Method 4: Customizing how your Desktop looks
There’s another, more fundamental, form of control over your Desktop. It’s one that can be used in concert with the options above. It involves altering the spacing of icons, how large they are, and whether title text appears below an icon (the default) or to the right.
You should trust your eyes with these alterations. Have a play around and see what works. Here’s how you access these settings:
- Right-click gold two finger press the touchpad on an empty patch of desktop
- In the pop-up menu, select Show View Options
- Play with the two sliders to alter icon size and spacing
- Try altering the text size in the drop-down
- Switch the Label Position setting from Bottom to Right — it has the most dramatic effect on the look of the desktop
What is the best method of organizing your desktop?
Apple offers multiple ways to tidy a macOS desktop, and they suit different personalities.

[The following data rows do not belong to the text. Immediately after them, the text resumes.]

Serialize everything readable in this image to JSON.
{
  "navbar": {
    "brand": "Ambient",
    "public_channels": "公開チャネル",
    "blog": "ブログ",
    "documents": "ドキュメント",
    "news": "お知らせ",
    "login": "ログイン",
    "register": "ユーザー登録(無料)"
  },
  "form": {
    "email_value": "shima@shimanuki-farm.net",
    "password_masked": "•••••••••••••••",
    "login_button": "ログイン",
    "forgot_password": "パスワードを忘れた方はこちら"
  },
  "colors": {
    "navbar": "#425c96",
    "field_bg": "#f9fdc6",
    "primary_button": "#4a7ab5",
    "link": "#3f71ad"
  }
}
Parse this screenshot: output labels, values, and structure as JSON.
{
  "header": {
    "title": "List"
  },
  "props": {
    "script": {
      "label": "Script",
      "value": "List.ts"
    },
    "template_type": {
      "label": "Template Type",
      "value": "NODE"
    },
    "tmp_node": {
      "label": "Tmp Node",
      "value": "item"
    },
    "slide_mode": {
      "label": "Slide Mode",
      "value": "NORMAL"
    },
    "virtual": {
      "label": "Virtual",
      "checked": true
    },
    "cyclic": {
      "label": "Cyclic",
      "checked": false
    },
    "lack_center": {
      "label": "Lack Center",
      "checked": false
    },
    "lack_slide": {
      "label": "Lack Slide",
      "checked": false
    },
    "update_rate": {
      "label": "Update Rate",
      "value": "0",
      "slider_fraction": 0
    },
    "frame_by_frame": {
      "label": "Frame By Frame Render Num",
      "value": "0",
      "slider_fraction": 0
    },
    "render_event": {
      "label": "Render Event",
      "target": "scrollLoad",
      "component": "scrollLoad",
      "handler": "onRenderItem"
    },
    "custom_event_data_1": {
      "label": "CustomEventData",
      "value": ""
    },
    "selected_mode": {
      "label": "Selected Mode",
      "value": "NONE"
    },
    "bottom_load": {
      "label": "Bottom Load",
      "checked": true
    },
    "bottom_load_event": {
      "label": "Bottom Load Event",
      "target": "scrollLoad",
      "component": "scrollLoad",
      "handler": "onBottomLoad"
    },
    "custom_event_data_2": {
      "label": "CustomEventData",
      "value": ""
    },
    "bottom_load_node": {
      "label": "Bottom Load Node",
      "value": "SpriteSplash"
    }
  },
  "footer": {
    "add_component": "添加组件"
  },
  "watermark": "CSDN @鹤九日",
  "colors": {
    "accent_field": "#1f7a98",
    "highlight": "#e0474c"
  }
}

Having spent some time playing around for the last few weeks, I think Stacks are for me.
My desktop is resigned to being treated like a trash heap, because I do most of my limited organization in the Documents folder instead. Join me, all you unrepentant and unfixable schlubs. We’ll have a relatively clean desktop with zero effort in no time.
For the folks who like proper, thoughtful organization — perhaps the people who actually empty their email inboxes — manual folders are the way to go. Tags are simply the next step, if you truly luxuriate in keeping your computer in good shape.
Whichever team you identify with more, I do recommend having a quick play with the basic layout options for a few minutes. While Apple’s defaults are, as usual, eminently tasteful, these visual tweaks can have a surprisingly impactful effect on the personality of your Mac.